Monday, October 13, 2014

Learning To Learn

This awesome clip of Messi when he was 10 years old is fun to watch even for people who haven't got the football bug like me. His control of the ball is incredible even when he isn't much bigger than it. The final minute of the clip shows him doing a drill, or at least something he could practice for hours by himself that isn't 'playing football'. I would love to see a time-lapsed clip of the even younger Messi learning to do this. What inspired him to put the hours in?


My friend Stuart and I had a debate after I had read 'Battle Hymn of the Tiger Mother'. I have long been impressed by cultures that have education deep in their bones. Amy Chua tells her controversial story of bringing her daughters up in a very hardcore way to become fantastically talented at very specific disciplines. Despite the difficulty of the upbringing, and not being sure I wanted it for myself, I was a jealous enough of the remarkable talents that intense learning can bring that I wished I wanted it for myself. Stuart was less forgiving of the Tiger Mother, and less concerned about the rise of competition from individuals with that work ethic. In fact, he is less forgiving more generally of parents determining their children's paths. A liberal education would expose children to lots of different things and as they grow up, shifting attention as children do - eventually they will find the thing they love and pursue that bitterness free. Andre Agassi, for example, is famously bitter about his path having been chosen, even though it did work out rather well in his case. I haven't read 'breaking through' - the Polgar sisters story yet, but came across them in Malcolm Gladwell's Outliers.

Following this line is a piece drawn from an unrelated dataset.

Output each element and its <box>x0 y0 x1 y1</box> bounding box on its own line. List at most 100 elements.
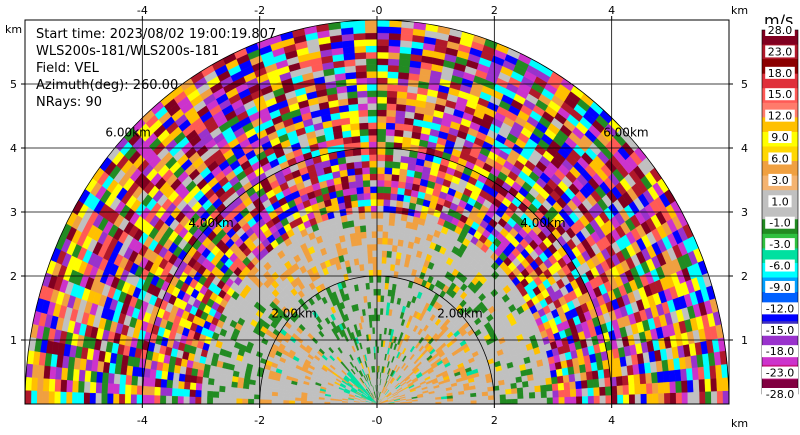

'Polgar and her two younger sisters, Grandmaster Judit and International Master Sofia, were part of an educational experiment carried out by their father László Polgár, who sought to prove that children could make exceptional achievements if trained in a specialist subject from a very early age. "Geniuses are made, not born," was László's thesis.[10] He and his wife Klara educated their three daughters at home, with chess as the specialist subject.' Source: wikipedia

The difference in their story from that of Chua is that the experiment involved creating a family environment where Chess was fun. From the way it is described by Gladwell, there was more carrot and less stick, and so less conflict. I don't think the goal is to have to create geniuses, but rather learning how to instill a love of learning. It seems the Polgar experiment achieved that.

I suspect Stuart is right about allowing freedom being more appealing. The world is skewed to specialists at the moment, but perhaps the future belongs to creative individuals and being creative is about connecting the dots.